さすがに彼女の肝は座っているらしい。泣いてもいないし、取り乱してもいないようだった。娘たちの肩をなでたり、軽く叱咤して上手い具合に気を保たせている。
なんだかなあ、と思う。
彼女は、もう一人の娘であるはずの灰被り嬢にはまったく目もくれない。
政治的意識の強い人間なら、たとえ相手が継子でも、愛情がまったくなくとも、まっさきに飛んでくるだろうに。
泣いている灰被り嬢は侍女に慰められている。
侍女がついているから大丈夫だと思うのだろうか。心配はしないのだろうか。
まあ、そういうこともあるのだろうが。
そんな事を考えていたら彼女が歩み寄って来た。
他人事なのに、すこし胸を撫で下ろす。
ドレスの裾を軽く持ち上げ、灰被り嬢に無言で挨拶する。
「あ、あの…」
なんでしょう、灰被り嬢は顔を上げ、おそるおそると声をだした。
その口調だけで、ああ仲が良くないんだなということが伝わろうものだ。
「申し訳ないのですが」
繰り出された謝罪に、この女性は何を言うつもりなのだろうと気になった。
「私の娘たちがたいそう怯えているのです。彼女達のために部屋をお貸しいただけますでしょうか」
堂々とした口調。
私はいっそ拍手をしたい感動を覚えた。
「え、ええ。
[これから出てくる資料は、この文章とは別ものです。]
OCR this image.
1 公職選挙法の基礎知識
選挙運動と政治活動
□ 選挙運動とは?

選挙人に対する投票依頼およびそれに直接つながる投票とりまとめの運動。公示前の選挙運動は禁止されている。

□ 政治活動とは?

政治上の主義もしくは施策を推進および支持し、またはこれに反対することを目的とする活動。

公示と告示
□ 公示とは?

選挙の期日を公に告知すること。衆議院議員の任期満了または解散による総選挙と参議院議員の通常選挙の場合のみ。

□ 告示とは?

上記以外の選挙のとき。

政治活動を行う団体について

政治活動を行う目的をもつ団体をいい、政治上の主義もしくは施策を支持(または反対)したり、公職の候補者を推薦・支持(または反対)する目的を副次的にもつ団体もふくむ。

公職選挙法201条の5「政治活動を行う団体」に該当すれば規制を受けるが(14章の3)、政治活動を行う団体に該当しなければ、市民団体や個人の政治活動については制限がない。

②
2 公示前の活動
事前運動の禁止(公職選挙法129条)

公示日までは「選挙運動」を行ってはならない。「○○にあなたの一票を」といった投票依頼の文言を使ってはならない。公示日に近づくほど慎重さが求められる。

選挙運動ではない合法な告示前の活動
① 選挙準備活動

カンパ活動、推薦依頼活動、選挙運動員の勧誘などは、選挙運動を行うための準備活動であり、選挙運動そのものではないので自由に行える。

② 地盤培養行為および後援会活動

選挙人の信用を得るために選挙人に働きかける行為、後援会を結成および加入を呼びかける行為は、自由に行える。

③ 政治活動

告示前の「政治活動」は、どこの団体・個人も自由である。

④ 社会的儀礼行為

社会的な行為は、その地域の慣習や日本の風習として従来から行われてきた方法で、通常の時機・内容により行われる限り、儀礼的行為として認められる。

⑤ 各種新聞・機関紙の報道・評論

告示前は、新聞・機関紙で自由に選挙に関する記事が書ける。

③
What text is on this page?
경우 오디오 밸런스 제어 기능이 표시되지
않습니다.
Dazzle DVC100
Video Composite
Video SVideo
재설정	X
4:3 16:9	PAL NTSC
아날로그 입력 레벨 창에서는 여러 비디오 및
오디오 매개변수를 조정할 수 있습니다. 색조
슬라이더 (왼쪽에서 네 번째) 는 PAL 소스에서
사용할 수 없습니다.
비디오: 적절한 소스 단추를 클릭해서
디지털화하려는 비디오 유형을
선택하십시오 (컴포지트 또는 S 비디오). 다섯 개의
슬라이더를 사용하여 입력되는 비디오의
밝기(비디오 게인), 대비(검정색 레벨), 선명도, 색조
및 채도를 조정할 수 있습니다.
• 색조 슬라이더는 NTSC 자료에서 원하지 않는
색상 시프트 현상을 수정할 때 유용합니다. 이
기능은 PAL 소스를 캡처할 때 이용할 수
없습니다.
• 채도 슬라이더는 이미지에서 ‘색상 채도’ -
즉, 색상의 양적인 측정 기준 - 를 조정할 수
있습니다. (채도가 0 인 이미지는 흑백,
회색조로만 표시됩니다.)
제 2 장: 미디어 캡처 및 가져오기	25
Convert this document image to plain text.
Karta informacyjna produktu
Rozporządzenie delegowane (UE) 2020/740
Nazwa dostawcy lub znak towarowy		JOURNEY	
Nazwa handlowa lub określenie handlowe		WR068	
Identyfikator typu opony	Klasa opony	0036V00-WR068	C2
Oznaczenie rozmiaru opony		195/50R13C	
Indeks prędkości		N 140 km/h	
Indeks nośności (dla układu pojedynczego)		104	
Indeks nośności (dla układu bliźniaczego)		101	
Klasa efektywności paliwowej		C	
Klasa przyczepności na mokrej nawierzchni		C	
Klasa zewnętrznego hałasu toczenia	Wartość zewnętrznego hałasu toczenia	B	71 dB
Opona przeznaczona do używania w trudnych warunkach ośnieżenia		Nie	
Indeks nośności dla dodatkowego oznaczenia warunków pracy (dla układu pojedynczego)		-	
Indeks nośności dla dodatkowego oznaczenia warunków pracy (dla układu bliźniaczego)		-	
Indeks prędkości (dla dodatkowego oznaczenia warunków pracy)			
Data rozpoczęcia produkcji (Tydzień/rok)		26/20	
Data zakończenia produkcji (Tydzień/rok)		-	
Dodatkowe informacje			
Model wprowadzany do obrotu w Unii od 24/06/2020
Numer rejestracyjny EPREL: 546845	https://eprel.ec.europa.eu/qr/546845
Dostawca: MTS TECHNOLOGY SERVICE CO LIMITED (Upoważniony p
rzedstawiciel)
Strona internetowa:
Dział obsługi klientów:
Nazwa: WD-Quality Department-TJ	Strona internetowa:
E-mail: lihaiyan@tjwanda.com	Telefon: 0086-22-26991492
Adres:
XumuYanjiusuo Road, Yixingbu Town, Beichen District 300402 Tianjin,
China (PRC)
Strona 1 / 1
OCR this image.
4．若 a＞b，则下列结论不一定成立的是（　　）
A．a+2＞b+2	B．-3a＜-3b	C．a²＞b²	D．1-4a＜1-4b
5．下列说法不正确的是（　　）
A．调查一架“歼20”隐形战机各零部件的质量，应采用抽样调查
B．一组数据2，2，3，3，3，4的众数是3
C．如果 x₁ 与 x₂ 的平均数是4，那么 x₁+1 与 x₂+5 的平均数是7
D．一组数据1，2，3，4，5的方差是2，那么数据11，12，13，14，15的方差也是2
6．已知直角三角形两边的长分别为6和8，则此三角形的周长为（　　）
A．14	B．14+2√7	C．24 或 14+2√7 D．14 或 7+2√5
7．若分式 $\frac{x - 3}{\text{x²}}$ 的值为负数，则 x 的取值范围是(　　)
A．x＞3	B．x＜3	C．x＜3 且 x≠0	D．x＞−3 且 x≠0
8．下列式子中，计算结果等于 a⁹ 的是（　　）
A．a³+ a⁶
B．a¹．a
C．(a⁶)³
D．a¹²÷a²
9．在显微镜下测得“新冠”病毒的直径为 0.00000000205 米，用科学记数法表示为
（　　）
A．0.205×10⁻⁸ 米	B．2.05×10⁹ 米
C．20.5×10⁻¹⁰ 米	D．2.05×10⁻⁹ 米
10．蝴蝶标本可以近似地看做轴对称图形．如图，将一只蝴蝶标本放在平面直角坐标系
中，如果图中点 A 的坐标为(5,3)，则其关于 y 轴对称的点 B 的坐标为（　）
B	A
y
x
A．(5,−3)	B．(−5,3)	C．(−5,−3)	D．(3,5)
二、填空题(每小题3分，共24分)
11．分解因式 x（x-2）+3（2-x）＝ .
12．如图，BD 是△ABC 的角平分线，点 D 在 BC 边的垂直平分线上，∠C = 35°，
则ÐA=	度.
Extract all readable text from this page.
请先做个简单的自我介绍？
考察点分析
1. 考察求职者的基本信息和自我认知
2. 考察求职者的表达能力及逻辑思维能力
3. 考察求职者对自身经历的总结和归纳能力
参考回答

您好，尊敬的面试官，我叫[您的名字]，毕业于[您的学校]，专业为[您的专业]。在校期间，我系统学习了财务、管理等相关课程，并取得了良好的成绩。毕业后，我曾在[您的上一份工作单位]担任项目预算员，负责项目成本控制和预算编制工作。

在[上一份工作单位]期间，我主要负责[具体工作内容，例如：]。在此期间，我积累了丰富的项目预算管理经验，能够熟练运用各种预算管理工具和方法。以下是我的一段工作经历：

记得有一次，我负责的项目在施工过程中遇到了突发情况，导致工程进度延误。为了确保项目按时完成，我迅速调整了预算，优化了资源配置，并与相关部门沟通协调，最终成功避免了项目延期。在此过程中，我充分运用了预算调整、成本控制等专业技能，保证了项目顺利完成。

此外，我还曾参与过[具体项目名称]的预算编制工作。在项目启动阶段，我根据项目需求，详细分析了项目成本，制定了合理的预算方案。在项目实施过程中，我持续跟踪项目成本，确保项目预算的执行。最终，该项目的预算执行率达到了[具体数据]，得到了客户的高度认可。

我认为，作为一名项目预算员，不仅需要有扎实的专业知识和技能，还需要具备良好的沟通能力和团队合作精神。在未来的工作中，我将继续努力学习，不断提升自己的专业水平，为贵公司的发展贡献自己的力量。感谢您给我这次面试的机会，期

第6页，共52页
もちろんです」
灰被り嬢は苦悩しているような、安堵したような奇妙な表情を浮かべて、頷いた。青い顔でほほえみを浮かべる。
後ろに控えている女給が表情も露わに目を剥いた。
「あの、お願いします」
後ろを振り向いて灰被り嬢が女給に用事をいいつける。女給ははっとした表情を隠すべく顔を伏せて、慌てて命令を実行すべくその場から離れて行った。
「お心遣い、感謝いたします」
やはり、堂々と継母はお辞儀をして、彼女が「娘たち」と呼んだ少女らの元へと戻って行った。
なんだか二の腕の辺りに鳥肌が立っている。
やばいものを見てしまった。
灰被り嬢に背を向けた継母が薄くほほえんでいたような。
厳めしい女性とはどこかそぐわない、まるで蜜をなめる子供のごとき顔だったような。
イノシシの騒動。
ネズミの騒ぎ。
王子の婚約。
リュート奏者。
義母。
そして、灰被り嬢。
これは一体、どう始末をつけられるんだろうか。
王様の注文はもしかしなくても無茶じゃなかろうか。